1.      Artikel 4, punt 6, van kaderbesluit 2002/584/JBZ van de Raad van 13 juni 2002 betreffende het Europees aanhoudingsbevel en de procedures van overlevering tussen de lidstaten moet aldus worden uitgelegd dat het zich verzet tegen een wettelijke regeling van een lidstaat ter uitvoering van deze bepaling, die – in een geval waarin om de overlevering van een vreemdeling met een vergunning om voor onbepaalde tijd op het grondgebied van deze lidstaat te verblijven, wordt verzocht door een andere lidstaat met het oog op de tenuitvoerlegging van een vrijheidsstraf die bij onherroepelijk geworden vonnis aan deze vreemdeling is opgelegd – een dergelijke overlevering niet toestaat en enkel bepaalt dat de rechterlijke autoriteiten van de eerste lidstaat aan de rechterlijke autoriteiten van de tweede lidstaat moeten laten weten dat zij bereid zijn om de tenuitvoerlegging van het vonnis over te nemen, zonder dat op de datum van weigering van de overlevering de garantie bestaat dat de tenuitvoerlegging daadwerkelijk zal worden overgenomen en zonder dat deze weigering nog ter discussie kan worden gesteld ingeval de overname vervolgens onmogelijk blijkt.

(cf. punt 24, dictum 1)

2.      Zie de tekst van de beslissing.

(cf. punten 30‑35)

3.      Kaderbesluit 2002/584 heeft geen rechtstreekse werking.
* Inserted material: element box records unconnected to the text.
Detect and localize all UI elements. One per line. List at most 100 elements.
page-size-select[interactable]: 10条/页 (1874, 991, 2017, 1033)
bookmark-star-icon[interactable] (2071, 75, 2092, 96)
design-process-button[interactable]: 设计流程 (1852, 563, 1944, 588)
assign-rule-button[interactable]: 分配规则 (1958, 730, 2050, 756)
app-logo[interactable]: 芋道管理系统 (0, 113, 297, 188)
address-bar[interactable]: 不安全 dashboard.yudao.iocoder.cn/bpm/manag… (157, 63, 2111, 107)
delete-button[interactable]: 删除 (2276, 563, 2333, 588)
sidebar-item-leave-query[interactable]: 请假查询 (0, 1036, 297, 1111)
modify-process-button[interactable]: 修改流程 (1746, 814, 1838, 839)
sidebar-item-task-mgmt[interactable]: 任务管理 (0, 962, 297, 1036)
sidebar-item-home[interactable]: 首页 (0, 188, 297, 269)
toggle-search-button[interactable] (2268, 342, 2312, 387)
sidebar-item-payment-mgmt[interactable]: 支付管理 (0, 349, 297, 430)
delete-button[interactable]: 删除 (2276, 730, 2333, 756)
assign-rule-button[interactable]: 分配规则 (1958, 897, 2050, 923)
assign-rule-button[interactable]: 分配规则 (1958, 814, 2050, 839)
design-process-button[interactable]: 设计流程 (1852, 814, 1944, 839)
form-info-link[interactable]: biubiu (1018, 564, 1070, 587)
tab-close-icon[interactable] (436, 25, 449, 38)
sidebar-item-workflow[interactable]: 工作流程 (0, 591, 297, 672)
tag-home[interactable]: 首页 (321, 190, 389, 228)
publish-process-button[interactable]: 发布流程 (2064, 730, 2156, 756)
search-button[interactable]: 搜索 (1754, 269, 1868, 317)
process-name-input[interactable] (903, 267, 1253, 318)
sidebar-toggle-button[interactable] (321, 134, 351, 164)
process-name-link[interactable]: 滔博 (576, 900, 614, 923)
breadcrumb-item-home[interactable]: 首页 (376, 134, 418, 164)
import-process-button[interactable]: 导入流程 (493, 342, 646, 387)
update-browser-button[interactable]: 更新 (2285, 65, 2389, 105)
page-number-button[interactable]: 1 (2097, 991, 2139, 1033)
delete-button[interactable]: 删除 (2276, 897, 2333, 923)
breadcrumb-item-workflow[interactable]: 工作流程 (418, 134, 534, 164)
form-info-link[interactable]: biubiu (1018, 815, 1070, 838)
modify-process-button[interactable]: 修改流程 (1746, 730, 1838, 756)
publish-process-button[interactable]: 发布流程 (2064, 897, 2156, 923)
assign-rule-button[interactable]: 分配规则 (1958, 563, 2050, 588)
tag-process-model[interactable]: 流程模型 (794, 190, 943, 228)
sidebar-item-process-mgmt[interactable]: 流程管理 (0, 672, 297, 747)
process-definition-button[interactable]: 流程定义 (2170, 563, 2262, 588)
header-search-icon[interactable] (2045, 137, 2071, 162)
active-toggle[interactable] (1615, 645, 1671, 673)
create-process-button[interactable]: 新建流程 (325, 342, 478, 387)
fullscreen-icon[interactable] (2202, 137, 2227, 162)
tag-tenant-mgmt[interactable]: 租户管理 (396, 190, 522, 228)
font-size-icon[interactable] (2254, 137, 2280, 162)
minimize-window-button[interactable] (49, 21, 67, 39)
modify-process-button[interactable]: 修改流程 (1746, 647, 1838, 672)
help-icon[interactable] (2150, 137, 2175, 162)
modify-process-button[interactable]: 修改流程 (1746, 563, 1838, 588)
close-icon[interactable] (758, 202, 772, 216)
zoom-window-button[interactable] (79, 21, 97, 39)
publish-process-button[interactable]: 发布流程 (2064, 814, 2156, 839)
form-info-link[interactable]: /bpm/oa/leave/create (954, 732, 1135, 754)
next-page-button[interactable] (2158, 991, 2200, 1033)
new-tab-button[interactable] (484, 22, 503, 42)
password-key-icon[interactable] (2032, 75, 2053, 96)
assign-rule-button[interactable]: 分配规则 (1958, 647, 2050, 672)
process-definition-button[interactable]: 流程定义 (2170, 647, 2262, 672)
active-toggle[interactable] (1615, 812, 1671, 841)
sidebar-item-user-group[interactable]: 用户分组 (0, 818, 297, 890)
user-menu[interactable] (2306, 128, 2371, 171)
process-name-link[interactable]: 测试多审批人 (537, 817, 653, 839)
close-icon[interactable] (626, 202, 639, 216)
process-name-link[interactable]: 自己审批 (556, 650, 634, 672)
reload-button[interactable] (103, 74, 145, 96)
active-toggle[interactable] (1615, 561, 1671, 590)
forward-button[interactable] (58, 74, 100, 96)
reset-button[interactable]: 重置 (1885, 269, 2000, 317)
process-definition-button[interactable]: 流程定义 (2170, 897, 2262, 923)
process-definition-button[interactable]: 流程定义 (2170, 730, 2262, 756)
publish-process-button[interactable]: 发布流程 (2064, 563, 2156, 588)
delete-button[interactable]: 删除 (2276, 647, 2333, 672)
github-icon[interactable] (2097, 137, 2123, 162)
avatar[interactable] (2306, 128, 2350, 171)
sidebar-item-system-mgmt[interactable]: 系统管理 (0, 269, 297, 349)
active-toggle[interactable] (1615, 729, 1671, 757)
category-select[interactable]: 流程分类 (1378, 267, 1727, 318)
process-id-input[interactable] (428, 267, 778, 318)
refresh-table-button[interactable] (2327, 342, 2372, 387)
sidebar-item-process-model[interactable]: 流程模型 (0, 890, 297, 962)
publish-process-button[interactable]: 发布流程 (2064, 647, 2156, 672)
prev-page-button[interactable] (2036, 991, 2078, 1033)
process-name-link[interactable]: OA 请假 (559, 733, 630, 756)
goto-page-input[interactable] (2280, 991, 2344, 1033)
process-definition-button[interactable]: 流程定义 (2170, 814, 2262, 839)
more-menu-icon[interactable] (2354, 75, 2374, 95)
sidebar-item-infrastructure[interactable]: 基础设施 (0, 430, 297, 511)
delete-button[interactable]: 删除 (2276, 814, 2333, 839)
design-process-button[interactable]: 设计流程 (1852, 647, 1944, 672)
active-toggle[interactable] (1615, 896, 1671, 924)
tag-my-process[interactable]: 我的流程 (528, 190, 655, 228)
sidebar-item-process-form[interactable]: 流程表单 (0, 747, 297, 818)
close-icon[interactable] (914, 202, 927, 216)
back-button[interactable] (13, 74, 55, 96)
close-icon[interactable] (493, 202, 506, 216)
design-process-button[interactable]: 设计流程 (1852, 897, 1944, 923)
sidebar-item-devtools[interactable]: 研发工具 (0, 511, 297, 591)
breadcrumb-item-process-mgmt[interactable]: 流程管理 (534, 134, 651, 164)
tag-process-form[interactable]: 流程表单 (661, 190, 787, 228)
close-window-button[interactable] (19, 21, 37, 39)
Niettemin dient de bevoegde nationale rechterlijke instantie, met inachtneming van het gehele interne recht en onder toepassing van de daarin erkende uitleggingsmethoden, de in het hoofdgeding aan de orde zijnde nationale voorschriften zo veel mogelijk tegen de achtergrond van de bewoordingen en het doel van dit kaderbesluit uit te leggen, wat in casu inhoudt dat de rechterlijke autoriteiten van de uitvoerende lidstaat, wanneer zij weigeren om een Europees aanhoudingsbevel ten uitvoer te leggen dat is uitgevaardigd met het oog op de overlevering van een persoon die in de uitvaardigende lidstaat bij een onherroepelijk vonnis is veroordeeld tot een vrijheidsstraf, zelf moeten garanderen dat de aan die persoon opgelegde straf daadwerkelijk ten uitvoer zal worden gelegd.

(cf. punt 43, dictum 2)

4.      Artikel 4, punt 6, van kaderbesluit 2002/584 moet aldus worden uitgelegd dat het een lidstaat niet toestaat om de tenuitvoerlegging van een Europees aanhoudingsbevel dat is uitgevaardigd met het oog op de overlevering van een persoon die bij onherroepelijk vonnis is veroordeeld tot een vrijheidsstraf, te weigeren op de enkele grond dat deze lidstaat voornemens is om deze persoon te vervolgen voor dezelfde feiten als die welke het voorwerp van dit vonnis uitmaken.